How not to interview for a software role

I’m currently in the grueling task of trying to find a new job in the software engineering space. I’ve had some really good interviews, and I’ve had some absolute train wrecks.

My most successful interviews have been where the recruiter tries to get to know me on a personal level – what are my passions about software, what are my weaknesses – how human I am. This benefits greatly any interviewer as the candidate you’re hiring needs to function normally as part of a team – you could have an amazing candidate on paper but if they’re anti-social and not passionate about the field, are they really going to be a productive member of the team?

My absolute disasters of interviews usually involve pop-quiz questions on programming. I’ve got over a decade of software development and engineering experience. I have two software patents to my name (and intend on more). But I can stumble to explain things like “What is polymorphism?”, despite writing class inheritance structures all the time, or “Explain Dependency Injection, and name the good and bad things about it”. I’m not at College or University. I haven’t been for over 10 years. The text book answers don’t easily come to mind. Next time you see your doctor – why not ask them a pop-quiz medical question like “Could you explain the human respiratory system to me?” and see if they can give you a coherent answer.

When I’ve been involved in the hiring process – I want to know what the candidates do in their spare time. If their exposure to software development ends at 5pm every day and they’re not showing an interest in the field out of work hours, then they’re unlikely to make any significant contribution to the company. Software engineering is a creative job, so you want a creative candidate.

What I look for in a recruit is:

  • Do they program as a hobby?
  • Does the candidate read any field-relevant technical literature (tech news websites, on-line courses in their spare time etc).
  • Do they contribute to social technical sites? (Stack Overflow, GitHub, or Personal blog etc).
  • Are there any examples of their work online? (Code in something like GitHub or SourceForge, or published websites or applications).
  • Do they know how to securely code? (how to protect against sql injection, or do TDD to catch problems as an example).

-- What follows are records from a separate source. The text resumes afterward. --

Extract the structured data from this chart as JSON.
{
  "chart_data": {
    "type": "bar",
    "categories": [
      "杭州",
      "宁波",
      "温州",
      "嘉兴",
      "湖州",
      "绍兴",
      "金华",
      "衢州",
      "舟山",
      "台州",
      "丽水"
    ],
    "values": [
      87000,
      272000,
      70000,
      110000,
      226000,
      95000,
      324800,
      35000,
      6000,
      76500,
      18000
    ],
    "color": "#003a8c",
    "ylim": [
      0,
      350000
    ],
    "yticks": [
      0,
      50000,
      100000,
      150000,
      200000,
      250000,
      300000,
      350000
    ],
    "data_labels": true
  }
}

A candidate doesn’t need to match all of the above – but I want to see that a candidate shows passion in what they do. As if the candidate enjoys the work they do, then they are more likely going to produce the best code they can and be willing to learn from any mistakes that they might make.

And when it comes to programming tests – whether it be trivia questions of written tests, they do nothing of any value to an interviewer given that there are well documented on-line guides to cheating such tests to defeat the recruitment process.

Don’t be technology focused. If you limit your team to a certain type of developer, you’re suppressing creativity. The problems you want to solve shouldn’t be limited by the constraints of the programming environment. As an example; Python is becoming increasingly popular for fast data processing and has become one of the most popular languages for implementing NLP (Natural Language Processing) and speech and visual recognition technologies due to its rapid processing performance, often outperforming other languages like C# or Java. So if you claim to be a “pure Java house”, you bind yourself to the limits and vulnerabilities of Java and don’t allow for exploring other more suitable systems to solve tasks. As a technical lead you need to be prepared to explore other technologies that might prove better and safer than your primary focus.

Lastly, it’s important to know just how easy it is to learn new programming languages. Java and C# are near identical languages for the syntax. I graduated as a Java developer and my first role was as a C# Developer. The company hiring me knew this and gave me some simplistic tasks for the first two weeks so that I could pick up the differences in language. After two weeks I was programming competently in C# and throughout my ten years in the industry I’ve either mainly been programming in one or the other. And there are plenty of other languages that are similar in design to each other that allow for this sort of easy transition.